Tuesday, October 15, 2013

Gloucester

I went for a walk in my neighborhood a few days ago and it started to drizzle on the way back. Just the sort of weather to make me think of the word moisty, as in one of my favorite nursery rhymes:

The Old Man of Gloucester
One misty moisty morning,
When cloudy was the weather,
I chanced to meet an old man,
Clothed all in leather.
He began to compliment
And I began to grin.
How do you do? And how do you do?
And how do you do again?

I thought, "Maybe there's a post in the word moisty." Was that a word that English-speaking people use outside of nursery rhymes, I wondered. According to the Urban Dictionary, the word has acquired a vulgar meaning, a moisty being the feminine version of boner.

Now, if you are comfortable using moisty or boner in casual conversation and informal writing, good.

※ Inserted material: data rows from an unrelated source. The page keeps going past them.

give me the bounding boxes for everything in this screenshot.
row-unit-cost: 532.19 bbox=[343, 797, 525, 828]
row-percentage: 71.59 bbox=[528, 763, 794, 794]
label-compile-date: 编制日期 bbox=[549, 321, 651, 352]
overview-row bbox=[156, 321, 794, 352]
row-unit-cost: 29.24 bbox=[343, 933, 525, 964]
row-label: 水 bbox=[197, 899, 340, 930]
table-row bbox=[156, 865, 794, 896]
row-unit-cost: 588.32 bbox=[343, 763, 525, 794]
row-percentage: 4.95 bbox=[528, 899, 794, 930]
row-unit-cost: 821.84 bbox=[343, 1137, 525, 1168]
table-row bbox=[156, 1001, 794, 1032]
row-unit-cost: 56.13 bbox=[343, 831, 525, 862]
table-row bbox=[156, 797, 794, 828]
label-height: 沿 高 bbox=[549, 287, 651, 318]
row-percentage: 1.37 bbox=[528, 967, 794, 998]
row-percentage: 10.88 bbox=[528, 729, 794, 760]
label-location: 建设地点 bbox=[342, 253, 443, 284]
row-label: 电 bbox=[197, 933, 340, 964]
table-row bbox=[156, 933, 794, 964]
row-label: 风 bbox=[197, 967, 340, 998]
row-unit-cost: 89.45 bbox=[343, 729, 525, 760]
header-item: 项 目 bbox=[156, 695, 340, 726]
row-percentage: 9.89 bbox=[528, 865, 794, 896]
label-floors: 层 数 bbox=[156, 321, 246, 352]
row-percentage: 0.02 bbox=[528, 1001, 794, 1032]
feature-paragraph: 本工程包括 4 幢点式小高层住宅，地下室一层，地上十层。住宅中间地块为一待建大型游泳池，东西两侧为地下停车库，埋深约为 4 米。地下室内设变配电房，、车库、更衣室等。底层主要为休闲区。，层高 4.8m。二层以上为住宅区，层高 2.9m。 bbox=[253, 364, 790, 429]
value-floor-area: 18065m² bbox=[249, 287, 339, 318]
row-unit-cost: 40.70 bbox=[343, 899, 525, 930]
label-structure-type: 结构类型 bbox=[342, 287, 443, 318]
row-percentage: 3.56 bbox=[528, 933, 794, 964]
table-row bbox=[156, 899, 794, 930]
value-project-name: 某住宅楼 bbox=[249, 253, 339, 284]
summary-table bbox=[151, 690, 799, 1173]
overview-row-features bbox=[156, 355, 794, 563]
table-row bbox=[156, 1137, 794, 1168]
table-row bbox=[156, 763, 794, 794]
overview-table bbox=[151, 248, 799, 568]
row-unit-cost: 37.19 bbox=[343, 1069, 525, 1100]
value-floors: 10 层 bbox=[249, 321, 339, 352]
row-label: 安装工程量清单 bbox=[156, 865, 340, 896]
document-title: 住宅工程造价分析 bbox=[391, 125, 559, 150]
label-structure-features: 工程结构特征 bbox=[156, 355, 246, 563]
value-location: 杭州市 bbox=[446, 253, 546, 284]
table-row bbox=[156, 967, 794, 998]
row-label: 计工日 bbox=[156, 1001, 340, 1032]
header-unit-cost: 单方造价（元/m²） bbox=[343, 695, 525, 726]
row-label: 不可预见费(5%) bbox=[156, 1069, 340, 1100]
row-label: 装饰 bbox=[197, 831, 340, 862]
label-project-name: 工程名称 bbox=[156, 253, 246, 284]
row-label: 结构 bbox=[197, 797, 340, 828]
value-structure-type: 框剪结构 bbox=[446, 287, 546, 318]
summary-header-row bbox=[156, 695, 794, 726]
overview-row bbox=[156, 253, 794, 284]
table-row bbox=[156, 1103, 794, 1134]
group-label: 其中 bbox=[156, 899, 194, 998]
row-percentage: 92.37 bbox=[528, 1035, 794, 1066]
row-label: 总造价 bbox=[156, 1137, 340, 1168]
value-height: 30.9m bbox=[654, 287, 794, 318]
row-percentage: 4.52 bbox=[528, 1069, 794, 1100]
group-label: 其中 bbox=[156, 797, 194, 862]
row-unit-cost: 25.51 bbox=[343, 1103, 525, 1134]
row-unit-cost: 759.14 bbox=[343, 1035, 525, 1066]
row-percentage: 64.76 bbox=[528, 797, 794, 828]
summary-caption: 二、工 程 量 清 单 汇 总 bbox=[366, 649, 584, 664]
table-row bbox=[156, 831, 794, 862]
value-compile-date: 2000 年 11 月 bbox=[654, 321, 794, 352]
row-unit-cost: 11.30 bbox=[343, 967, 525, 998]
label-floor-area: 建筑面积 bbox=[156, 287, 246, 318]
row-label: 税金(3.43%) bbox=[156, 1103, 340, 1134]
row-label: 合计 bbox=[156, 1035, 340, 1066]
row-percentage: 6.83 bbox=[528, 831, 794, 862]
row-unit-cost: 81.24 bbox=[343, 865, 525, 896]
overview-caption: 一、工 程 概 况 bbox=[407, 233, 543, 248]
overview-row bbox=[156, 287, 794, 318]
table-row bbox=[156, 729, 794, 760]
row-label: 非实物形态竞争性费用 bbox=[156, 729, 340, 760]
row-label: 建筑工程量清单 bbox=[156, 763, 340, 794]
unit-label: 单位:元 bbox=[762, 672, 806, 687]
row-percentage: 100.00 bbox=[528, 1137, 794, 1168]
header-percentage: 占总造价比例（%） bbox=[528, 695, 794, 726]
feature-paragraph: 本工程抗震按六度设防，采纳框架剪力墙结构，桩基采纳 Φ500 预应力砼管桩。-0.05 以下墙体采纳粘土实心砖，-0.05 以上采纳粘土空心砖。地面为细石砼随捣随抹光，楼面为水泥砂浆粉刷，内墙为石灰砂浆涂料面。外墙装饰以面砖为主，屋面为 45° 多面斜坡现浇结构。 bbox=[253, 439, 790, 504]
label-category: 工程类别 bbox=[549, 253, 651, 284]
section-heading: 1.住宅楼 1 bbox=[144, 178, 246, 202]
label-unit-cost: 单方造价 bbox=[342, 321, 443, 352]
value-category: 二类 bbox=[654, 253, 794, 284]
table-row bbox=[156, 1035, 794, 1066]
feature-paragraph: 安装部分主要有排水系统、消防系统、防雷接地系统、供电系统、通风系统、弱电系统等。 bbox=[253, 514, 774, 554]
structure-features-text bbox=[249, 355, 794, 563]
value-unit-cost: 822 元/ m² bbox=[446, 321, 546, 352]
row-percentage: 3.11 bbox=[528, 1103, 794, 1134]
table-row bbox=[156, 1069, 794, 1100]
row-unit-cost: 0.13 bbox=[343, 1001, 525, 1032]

But I am not.

So, moving on . . . .

"Maybe there's a post in Gloucester." One time I read that British towns whose names end in caster, like Lancaster, chester, like Winchester, cester, like Worcester, were originally Roman camp towns.

Through hundreds of years of fielding armies and occupying countries, the Romans had developed an almost unassailable plan for the castrum or fortified camp. The soldiers lived in the camp when they were not marching or fighting; on occasion, they retreated to it to save their skins. So when they occupied Britain, or Provincia Britannia, from 43 to 409 CE, they built many such camps to accommodate the men, and these became towns and cities.

For a legion of 5000 to 6000 soldiers, officers experienced in camp construction would lay out a square 450 to 550 feet on each side, with headquarters (the praetorium) in the middle. They would supervise digging a trench around the perimeter, raising the wall, and laying the criss-cross of roads with gates at each end of camp. On the road, every soldier marched with his palus, or fence-post, which became part of the palisade around the top of the wall. The camp was complete in six hours at most, and could be built, if necessary, while the legion was under attack.

Gloucester (pronounced "gloster") became a market center in about 48 CE and a Roman colonia, or retirement center, in 97 CE. The Roman word glevum (the first part of Gloucester) means
bright place or caer glow in Celtic.

File:Kastell Theilenhofen Iciniacum (English).png
Layout of a Roman camp.

Kastell Theilenhofen Iciniacum (English). CC BY-SA 3.0. Mediatus.







Monday, October 7, 2013

Paladin

The city of Rome grew out of the settlements of seven hills, including the first settled, the Palatine Hill. The Palatine Hill includes Bronze Age remains from as early as 1000 BCE as well as the Lupercal, the legendary cave where orphaned twins Romulus and Remus were nursed by a she-wolf in 771 BCE.

Livy (59 BCE to 17 CE), ventured a guess that the Palatine Hill got its name from the Arcadian settlement of Pallantium. Other ideas put forth include origin in the word palis, Latin for stake, as in a fence made of stakes, or palātum, Latin for palate. In short, we don't know.

At any rate, the emperor Augustus (63 BCE to 14 CE) lived on the hill and later emperors, less chary of showing off their imperial status than Augustus, built their palaces here. The word palace comes to us from Palatine.

Whew! Long way around. Anyway, the word paladin, meaning knight or official of the emperor, comes from the same root word, Palatine. The word first shows up in English in 1592, in the first work of a minor poet, Samuel Daniel (1562 to 1619), but came to us by way of the Old French word paladin, used in the Song of Roland (mid-twelfth century) and other early chansons de geste.

The paladins, also known as the Twelve Peers, were in Charlemagne's service just as the Knights of the Round Table were in Arthur's. They were the best of the French warriors, sent to battle the Saracens (the early word for Muslims) in the Crusades.

I first came across the word paladin in 1957, when Have Gun--Will Travel premiered on television. The hero of the show is Paladin (actor Richard Boone), an educated, gentlemanly "knight without armor" who compares his methods to the movements of the knight on a chess board. He says the knight is an "attack piece, the most versatile on the board. It can move eight different ways, over barriers, and [is] always unexpected." ("The Road to Wickenburg," Season 2, Episode 7, October 25, 1958, Have Gun--Will Travel, CBS, Television.)

Our modern-day Paladin does not wear armor, but he does dress distinctively. On the trail he wears all black, and this struck me, even though I was only eleven, because I was an avid consumer of Western movies and tv shows, and the hero always (or almost always) wore a white hat. In other words, the hero was unremittingly good, never tempted, never wrong.